There is no indication of willingness, ideologically or economically, for any government to halt Chinese and South Asian migration. When John Howard was diverting attention towards refugees and asylum seekers, Australia experienced one of the largest immigration booms since the post-War period from China and South Asia.

Planned immigration is important, and the absence of major social tensions in Australian society is a good indication of how that has worked. Migration policy fails when it is used as political and cultural bait for votes.

Governments in Australia have always sought to determine the numbers of permanent settlers to Australia, knowing full well, that the real population increases and economic development in developed nations are sustained through continuous permanent migration.

The other red meat to the masses of calling for ‘Australian values’, as recently highlighted by our Citizenship Minister, Alan Tudge, is as disingenuous as is the call to reduce immigration numbers. This is not a new argument; it has been around for a long time and is used by both major political parties.

There are no unique Australian values. We have built on ancient democratic and civic values that accord with most modern democracies.
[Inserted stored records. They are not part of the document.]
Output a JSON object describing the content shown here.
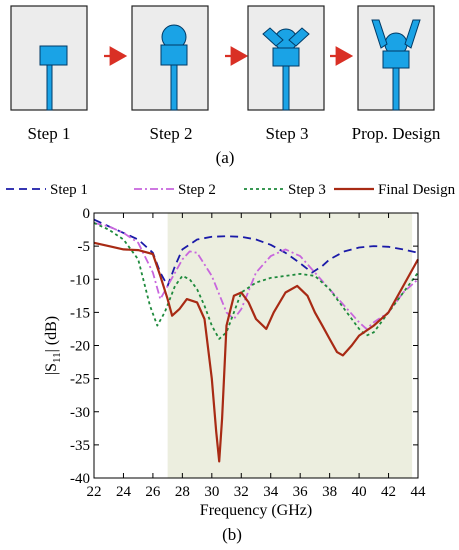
{
  "figure_a": {
    "steps": [
      "Step 1",
      "Step 2",
      "Step 3",
      "Prop. Design"
    ],
    "caption": "(a)",
    "colors": {
      "antenna": "#1aa3e6",
      "panel": "#ececec",
      "arrow": "#d93025"
    }
  },
  "chart_data": {
    "type": "line",
    "caption": "(b)",
    "xlabel": "Frequency (GHz)",
    "ylabel_main": "|S",
    "ylabel_sub": "11",
    "ylabel_tail": "| (dB)",
    "xlim": [
      22,
      44
    ],
    "ylim": [
      -40,
      0
    ],
    "xticks": [
      22,
      24,
      26,
      28,
      30,
      32,
      34,
      36,
      38,
      40,
      42,
      44
    ],
    "yticks": [
      0,
      -5,
      -10,
      -15,
      -20,
      -25,
      -30,
      -35,
      -40
    ],
    "shaded_band": {
      "from": 27,
      "to": 43.6,
      "color": "#eceedf"
    },
    "legend_position": "top",
    "series": [
      {
        "name": "Step 1",
        "color": "#1a1aa8",
        "dash": "8,5",
        "x": [
          22,
          23,
          24,
          25,
          26,
          26.5,
          27,
          27.5,
          28,
          29,
          30,
          31,
          32,
          33,
          34,
          35,
          36,
          36.8,
          37.5,
          38,
          39,
          40,
          41,
          42,
          43,
          44
        ],
        "y": [
          -1,
          -2,
          -3,
          -4,
          -6,
          -9,
          -11,
          -8,
          -5.5,
          -4,
          -3.6,
          -3.5,
          -3.6,
          -4,
          -4.8,
          -6,
          -7.6,
          -9,
          -8,
          -7,
          -5.8,
          -5.2,
          -5.0,
          -5.1,
          -5.5,
          -6
        ]
      },
      {
        "name": "Step 2",
        "color": "#c866dd",
        "dash": "8,3,2,3",
        "x": [
          22,
          23,
          24,
          25,
          26,
          26.5,
          27,
          28,
          28.5,
          29,
          30,
          31,
          31.5,
          32,
          33,
          34,
          35,
          36,
          37,
          38,
          39,
          40,
          40.5,
          41,
          42,
          43,
          44
        ],
        "y": [
          -1.5,
          -2,
          -3,
          -4.5,
          -9,
          -13,
          -11,
          -7,
          -5.8,
          -6,
          -9.5,
          -15,
          -16,
          -14.5,
          -9,
          -6.5,
          -5.5,
          -6.5,
          -9,
          -11.5,
          -14,
          -16.5,
          -17.5,
          -16.5,
          -15,
          -12,
          -10
        ]
      },
      {
        "name": "Step 3",
        "color": "#1e8a3c",
        "dash": "3,3",
        "x": [
          22,
          23,
          24,
          25,
          25.8,
          26.3,
          26.8,
          27.5,
          28,
          28.5,
          29,
          29.5,
          30,
          30.5,
          31,
          31.5,
          32,
          33,
          34,
          35,
          36,
          37,
          38,
          39,
          40,
          40.5,
          41,
          42,
          43,
          44
        ],
        "y": [
          -1.5,
          -2.5,
          -4,
          -7,
          -14,
          -17,
          -15,
          -11,
          -9.5,
          -10,
          -11.5,
          -14,
          -17,
          -19,
          -18,
          -15,
          -12,
          -10.5,
          -9.8,
          -9.5,
          -9.2,
          -9.5,
          -11.5,
          -14.5,
          -17.5,
          -18.5,
          -18,
          -15,
          -12,
          -9
        ]
      },
      {
        "name": "Final Design",
        "color": "#a82a14",
        "dash": "",
        "x": [
          22,
          23,
          24,
          25,
          26,
          26.5,
          27,
          27.3,
          27.8,
          28.3,
          29,
          29.5,
          30,
          30.3,
          30.5,
          30.7,
          31,
          31.5,
          32,
          32.5,
          33,
          33.7,
          34.2,
          35,
          35.8,
          36.5,
          37,
          37.5,
          38,
          38.5,
          38.9,
          39.5,
          40,
          41,
          42,
          43,
          44
        ],
        "y": [
          -4.5,
          -5,
          -5.5,
          -5.6,
          -6.2,
          -9.5,
          -13,
          -15.5,
          -14.5,
          -13,
          -13.5,
          -16,
          -25,
          -33,
          -37.5,
          -31,
          -17,
          -12.5,
          -12,
          -13.5,
          -16,
          -17.5,
          -15,
          -12,
          -11,
          -12.5,
          -15,
          -17,
          -19,
          -21,
          -21.5,
          -20,
          -18.5,
          -17,
          -15,
          -11,
          -7
        ]
      }
    ]
  }
}
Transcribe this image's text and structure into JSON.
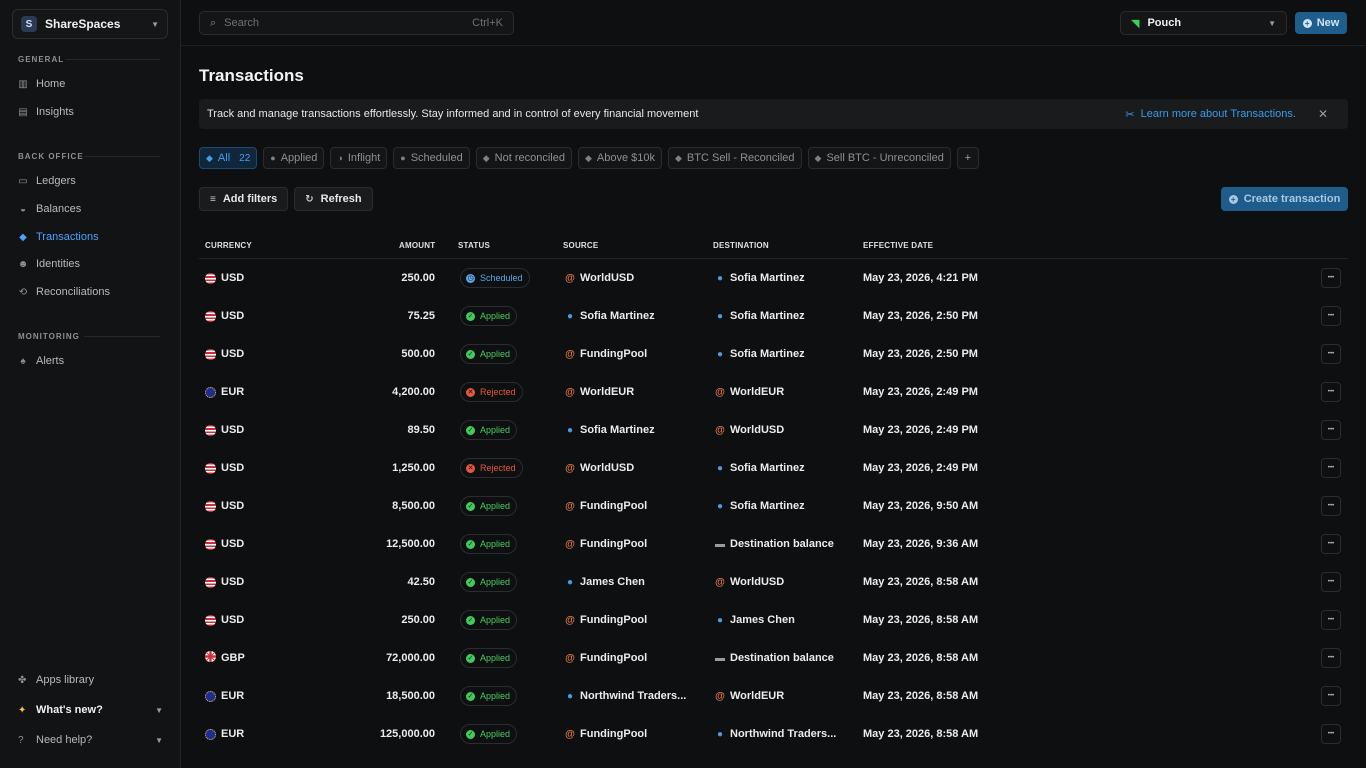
{
  "workspace": {
    "initial": "S",
    "name": "ShareSpaces"
  },
  "nav": {
    "general_label": "GENERAL",
    "general": [
      {
        "label": "Home",
        "icon": "building-icon"
      },
      {
        "label": "Insights",
        "icon": "chart-icon"
      }
    ],
    "backoffice_label": "BACK OFFICE",
    "backoffice": [
      {
        "label": "Ledgers",
        "icon": "folder-icon"
      },
      {
        "label": "Balances",
        "icon": "coins-icon"
      },
      {
        "label": "Transactions",
        "icon": "cube-icon",
        "active": true
      },
      {
        "label": "Identities",
        "icon": "users-icon"
      },
      {
        "label": "Reconciliations",
        "icon": "reconcile-icon"
      }
    ],
    "monitoring_label": "MONITORING",
    "monitoring": [
      {
        "label": "Alerts",
        "icon": "bell-icon"
      }
    ],
    "bottom": {
      "apps": "Apps library",
      "whats_new": "What's new?",
      "help": "Need help?"
    }
  },
  "topbar": {
    "search_placeholder": "Search",
    "search_shortcut": "Ctrl+K",
    "ledger": "Pouch",
    "new_label": "New"
  },
  "page": {
    "title": "Transactions",
    "banner_text": "Track and manage transactions effortlessly. Stay informed and in control of every financial movement",
    "banner_link": "Learn more about Transactions.",
    "tabs": [
      {
        "label": "All",
        "count": "22",
        "active": true
      },
      {
        "label": "Applied"
      },
      {
        "label": "Inflight"
      },
      {
        "label": "Scheduled"
      },
      {
        "label": "Not reconciled"
      },
      {
        "label": "Above $10k"
      },
      {
        "label": "BTC Sell - Reconciled"
      },
      {
        "label": "Sell BTC - Unreconciled"
      }
    ],
    "add_filters": "Add filters",
    "refresh": "Refresh",
    "create": "Create transaction"
  },
  "table": {
    "headers": {
      "currency": "CURRENCY",
      "amount": "AMOUNT",
      "status": "STATUS",
      "source": "SOURCE",
      "destination": "DESTINATION",
      "date": "EFFECTIVE DATE"
    },
    "rows": [
      {
        "currency": "USD",
        "amount": "250.00",
        "status": "Scheduled",
        "source": "WorldUSD",
        "source_type": "at",
        "destination": "Sofia Martinez",
        "dest_type": "user",
        "date": "May 23, 2026, 4:21 PM"
      },
      {
        "currency": "USD",
        "amount": "75.25",
        "status": "Applied",
        "source": "Sofia Martinez",
        "source_type": "user",
        "destination": "Sofia Martinez",
        "dest_type": "user",
        "date": "May 23, 2026, 2:50 PM"
      },
      {
        "currency": "USD",
        "amount": "500.00",
        "status": "Applied",
        "source": "FundingPool",
        "source_type": "at",
        "destination": "Sofia Martinez",
        "dest_type": "user",
        "date": "May 23, 2026, 2:50 PM"
      },
      {
        "currency": "EUR",
        "amount": "4,200.00",
        "status": "Rejected",
        "source": "WorldEUR",
        "source_type": "at",
        "destination": "WorldEUR",
        "dest_type": "at",
        "date": "May 23, 2026, 2:49 PM"
      },
      {
        "currency": "USD",
        "amount": "89.50",
        "status": "Applied",
        "source": "Sofia Martinez",
        "source_type": "user",
        "destination": "WorldUSD",
        "dest_type": "at",
        "date": "May 23, 2026, 2:49 PM"
      },
      {
        "currency": "USD",
        "amount": "1,250.00",
        "status": "Rejected",
        "source": "WorldUSD",
        "source_type": "at",
        "destination": "Sofia Martinez",
        "dest_type": "user",
        "date": "May 23, 2026, 2:49 PM"
      },
      {
        "currency": "USD",
        "amount": "8,500.00",
        "status": "Applied",
        "source": "FundingPool",
        "source_type": "at",
        "destination": "Sofia Martinez",
        "dest_type": "user",
        "date": "May 23, 2026, 9:50 AM"
      },
      {
        "currency": "USD",
        "amount": "12,500.00",
        "status": "Applied",
        "source": "FundingPool",
        "source_type": "at",
        "destination": "Destination balance",
        "dest_type": "bal",
        "date": "May 23, 2026, 9:36 AM"
      },
      {
        "currency": "USD",
        "amount": "42.50",
        "status": "Applied",
        "source": "James Chen",
        "source_type": "user",
        "destination": "WorldUSD",
        "dest_type": "at",
        "date": "May 23, 2026, 8:58 AM"
      },
      {
        "currency": "USD",
        "amount": "250.00",
        "status": "Applied",
        "source": "FundingPool",
        "source_type": "at",
        "destination": "James Chen",
        "dest_type": "user",
        "date": "May 23, 2026, 8:58 AM"
      },
      {
        "currency": "GBP",
        "amount": "72,000.00",
        "status": "Applied",
        "source": "FundingPool",
        "source_type": "at",
        "destination": "Destination balance",
        "dest_type": "bal",
        "date": "May 23, 2026, 8:58 AM"
      },
      {
        "currency": "EUR",
        "amount": "18,500.00",
        "status": "Applied",
        "source": "Northwind Traders...",
        "source_type": "user",
        "destination": "WorldEUR",
        "dest_type": "at",
        "date": "May 23, 2026, 8:58 AM"
      },
      {
        "currency": "EUR",
        "amount": "125,000.00",
        "status": "Applied",
        "source": "FundingPool",
        "source_type": "at",
        "destination": "Northwind Traders...",
        "dest_type": "user",
        "date": "May 23, 2026, 8:58 AM"
      }
    ]
  },
  "colors": {
    "accent": "#3f9ff0",
    "applied": "#4ccd64",
    "rejected": "#e5583f",
    "scheduled": "#5aa8ef"
  }
}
There may be good reason to have civic lessons, such as on the policy of multiculturalism, gender equity, acceptance of LGBTIQ people, racial discrimination and so on – especially those that come from less developed traditional societies, or even theocratic, and authoritarian nations. However, there are even more real and practical reasons to have free and accessible English language lessons, and labour market programs, rather than so called ‘Australian values’ lessons.

Maybe the recent terrorist incident, where one immigrant, lost and deranged, killed another immigrant, who made a great life in Australia, and the plot by Australians uncovered by authorities may not have arisen, if we provided foundational understanding of the notions of democracy, justice, equity, liberal and social values, and the rule of law, many of which surpass historically British, Christian, and Muslim derivations of law and justice.

Then again, crimes will be committed by anyone, thus the need for laws. Australia was colonised by those once considered criminals and no one ever asked Aboriginal People about settlement and immigration intake. In the end, Australia is and will forever be a modern democratic nation born and fuelled by migration and diversity.